What exactly is the problem with devel.module?
Comment #13
webchickDevel module isn't a "problem", per se, it's just weird in that it's the only module in pretty much all of core/contrib that actually hook_form_alters each form in Drupal. Every other instance of hook_form_alter is altering a single form, or a group of single forms (all node forms, for example).
Comment #14
drewish commentedi think this is a good change but it only seems like a practical solution if webchick's hook_define_hook gets committed.
Comment #15
dries commented- I like the idea.
- I think that calling the form_alter hooks for both #base and $form_id's is a lot of work. The entire #base and $form_id stuff is a bit messy, imo. Do we _really_ need the #base stuff here?
- This needs to be benchmarked.
Comment #16
chx commentedI do not think that looping through module_list plus one or two times can make a difference. Esp. that if you have many modules then you now spare a lot of unnecessary function calls! This is IMO a great patch -- the more the form_alters, the bigger the gain is.
Comment #17
dries commentedWhat did you change in the last patch?
Comment #18
chx commentedNothing. Just rerolled to keep up with HEAD.
Comment #19
moshe weitzman commentedyes, we really need #base here. or else people will have to implement many similar functions like _form_alter_poll_node_form(), _form_alter_form_node_form(), etc.
benchmarks will say for sure, but i think these module_invoke_all() are free from a performance perspective. is all in memory lookups.
there is no more hack for devel.module in latest patch which is fine with me.
Comment #20
chx commentedComment #21
chx commentedComment #22
pwolanin commentedI assume this needs to be reworked since the #base element is now gone?
Comment #23
chx commentedYes. This needs to be revived. I just called out for form API grieves and one of the earliest responses was that form_alter grows way too big after a time and you move parts of it into own functions anyways, so then why not do it from form.inc?
Comment #24
dries commentedI'm not opposed to this patch, but I must say that the advantage is not immediately clear. From a developer point of view, it seems to bring a small simplification, which is good. Are there other advantages that I might oversee?
Comment #25
chx commentedNo. This is just simplification for developers. But when you have dozens and dozens of forms to alter, this is not so small and a complex enough site will have that.
Comment #26
eaton commentedAgreed. The advantage isn't necessarily a massive performance/benchmarking improvement; rather it's the ability for a module that's doing some alterations on, say, four different forms... to separate all that code into discrete sensible functions rather than a monster switch statement.

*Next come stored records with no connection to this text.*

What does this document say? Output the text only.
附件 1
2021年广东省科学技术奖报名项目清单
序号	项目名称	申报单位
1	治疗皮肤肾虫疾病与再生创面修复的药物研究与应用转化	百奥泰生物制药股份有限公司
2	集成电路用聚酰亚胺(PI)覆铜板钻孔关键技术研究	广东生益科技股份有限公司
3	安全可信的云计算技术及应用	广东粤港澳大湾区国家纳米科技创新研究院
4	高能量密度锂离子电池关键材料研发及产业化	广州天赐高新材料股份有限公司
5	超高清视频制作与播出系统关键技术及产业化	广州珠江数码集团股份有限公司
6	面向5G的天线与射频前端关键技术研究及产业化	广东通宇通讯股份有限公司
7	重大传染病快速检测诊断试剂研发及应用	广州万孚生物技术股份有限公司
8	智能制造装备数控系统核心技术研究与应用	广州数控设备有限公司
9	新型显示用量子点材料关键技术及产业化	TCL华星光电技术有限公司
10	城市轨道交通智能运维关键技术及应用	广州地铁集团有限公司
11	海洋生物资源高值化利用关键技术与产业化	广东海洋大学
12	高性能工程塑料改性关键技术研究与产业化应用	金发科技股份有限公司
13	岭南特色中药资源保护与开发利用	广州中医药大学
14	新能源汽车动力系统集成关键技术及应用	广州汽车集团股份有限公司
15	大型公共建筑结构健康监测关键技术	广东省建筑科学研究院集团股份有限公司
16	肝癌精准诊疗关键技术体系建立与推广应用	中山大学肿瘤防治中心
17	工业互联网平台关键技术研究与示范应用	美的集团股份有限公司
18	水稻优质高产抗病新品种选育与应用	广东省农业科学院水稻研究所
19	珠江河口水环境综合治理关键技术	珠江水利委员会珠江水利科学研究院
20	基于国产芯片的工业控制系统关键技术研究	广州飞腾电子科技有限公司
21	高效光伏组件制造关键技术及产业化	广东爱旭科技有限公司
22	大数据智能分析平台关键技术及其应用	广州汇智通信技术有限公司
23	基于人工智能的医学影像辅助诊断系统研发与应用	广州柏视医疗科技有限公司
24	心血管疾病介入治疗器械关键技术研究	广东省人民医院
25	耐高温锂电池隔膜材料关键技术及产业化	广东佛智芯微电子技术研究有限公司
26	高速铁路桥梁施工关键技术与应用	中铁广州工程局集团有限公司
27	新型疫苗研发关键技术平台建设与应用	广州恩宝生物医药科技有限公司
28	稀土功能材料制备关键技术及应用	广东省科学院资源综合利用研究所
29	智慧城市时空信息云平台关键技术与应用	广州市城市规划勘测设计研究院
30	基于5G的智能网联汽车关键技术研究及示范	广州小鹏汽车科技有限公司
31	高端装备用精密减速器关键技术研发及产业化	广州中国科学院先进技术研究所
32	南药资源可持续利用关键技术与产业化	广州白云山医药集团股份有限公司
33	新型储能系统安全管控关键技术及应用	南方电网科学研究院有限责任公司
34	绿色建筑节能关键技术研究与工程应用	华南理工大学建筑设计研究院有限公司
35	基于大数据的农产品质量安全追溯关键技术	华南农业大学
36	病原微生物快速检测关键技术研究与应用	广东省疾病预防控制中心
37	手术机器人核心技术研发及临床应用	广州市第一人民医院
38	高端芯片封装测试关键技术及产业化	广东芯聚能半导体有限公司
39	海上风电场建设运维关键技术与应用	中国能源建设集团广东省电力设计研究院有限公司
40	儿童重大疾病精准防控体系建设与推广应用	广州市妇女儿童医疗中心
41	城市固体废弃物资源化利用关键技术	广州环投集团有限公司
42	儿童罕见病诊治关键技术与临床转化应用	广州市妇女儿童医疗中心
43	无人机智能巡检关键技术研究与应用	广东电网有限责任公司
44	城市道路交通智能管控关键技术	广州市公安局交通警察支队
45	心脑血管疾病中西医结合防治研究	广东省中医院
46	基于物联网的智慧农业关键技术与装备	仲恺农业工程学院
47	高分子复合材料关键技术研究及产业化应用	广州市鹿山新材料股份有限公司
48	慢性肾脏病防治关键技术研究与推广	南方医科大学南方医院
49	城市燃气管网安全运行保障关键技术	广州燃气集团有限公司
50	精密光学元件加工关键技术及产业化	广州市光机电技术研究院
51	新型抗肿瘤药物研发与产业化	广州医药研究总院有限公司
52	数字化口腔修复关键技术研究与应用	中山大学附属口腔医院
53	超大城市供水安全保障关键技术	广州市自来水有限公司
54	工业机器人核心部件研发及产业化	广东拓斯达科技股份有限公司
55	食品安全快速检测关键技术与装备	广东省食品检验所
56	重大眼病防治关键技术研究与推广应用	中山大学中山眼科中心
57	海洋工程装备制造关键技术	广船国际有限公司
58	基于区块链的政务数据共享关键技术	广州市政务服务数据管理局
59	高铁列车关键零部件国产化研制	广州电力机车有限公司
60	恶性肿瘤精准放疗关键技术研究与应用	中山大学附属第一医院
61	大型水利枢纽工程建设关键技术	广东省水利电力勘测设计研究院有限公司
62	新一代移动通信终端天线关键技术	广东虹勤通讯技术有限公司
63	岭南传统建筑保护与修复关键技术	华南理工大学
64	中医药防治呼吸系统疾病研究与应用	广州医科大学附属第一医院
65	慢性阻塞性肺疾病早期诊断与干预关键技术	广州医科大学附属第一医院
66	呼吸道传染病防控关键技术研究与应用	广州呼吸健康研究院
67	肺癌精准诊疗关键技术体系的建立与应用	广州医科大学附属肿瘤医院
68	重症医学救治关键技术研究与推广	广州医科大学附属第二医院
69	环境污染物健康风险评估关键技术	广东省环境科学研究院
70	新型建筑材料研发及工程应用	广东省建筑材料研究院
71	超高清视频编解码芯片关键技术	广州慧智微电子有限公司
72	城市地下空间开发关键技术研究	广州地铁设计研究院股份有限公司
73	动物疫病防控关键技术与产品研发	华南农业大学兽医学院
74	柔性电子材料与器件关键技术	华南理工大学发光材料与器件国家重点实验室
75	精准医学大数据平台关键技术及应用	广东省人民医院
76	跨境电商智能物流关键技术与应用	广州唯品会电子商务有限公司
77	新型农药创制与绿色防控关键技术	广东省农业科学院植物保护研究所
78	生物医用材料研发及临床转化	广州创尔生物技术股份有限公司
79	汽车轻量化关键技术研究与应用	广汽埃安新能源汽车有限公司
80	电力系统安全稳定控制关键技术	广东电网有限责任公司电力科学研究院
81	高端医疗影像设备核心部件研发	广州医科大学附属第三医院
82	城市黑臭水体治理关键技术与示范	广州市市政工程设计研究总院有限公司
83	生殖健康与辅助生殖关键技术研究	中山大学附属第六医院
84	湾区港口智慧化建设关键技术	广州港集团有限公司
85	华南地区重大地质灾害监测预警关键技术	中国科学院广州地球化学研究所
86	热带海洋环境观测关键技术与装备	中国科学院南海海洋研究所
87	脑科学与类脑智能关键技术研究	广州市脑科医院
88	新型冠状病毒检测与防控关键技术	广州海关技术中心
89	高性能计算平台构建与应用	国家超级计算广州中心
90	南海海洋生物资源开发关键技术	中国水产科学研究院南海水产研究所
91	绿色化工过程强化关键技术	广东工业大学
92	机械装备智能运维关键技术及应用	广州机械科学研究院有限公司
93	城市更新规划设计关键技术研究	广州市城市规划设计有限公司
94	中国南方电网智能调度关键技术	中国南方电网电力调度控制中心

A bit of benchmarking might be nice but the impact of this is really pretty minimal. Supplying a focused and a general version of the alter hooks makes sense.
Comment #27
Crell commentedThe theme registry patch split up the _phptemplate_variables() function by what was being overridden, primarily just for readability. This patch is the same concept, but for form_alter() which is also easy to turn into a nasty switch or if/elseif/elseif block. The performance difference should be minimal, and on par with that change in phptemplate, while the readability improvement considerable, also on part with phptemplate. :-)
Comment #28
eaton commentedPart of FAPI 3 in Drupal 6.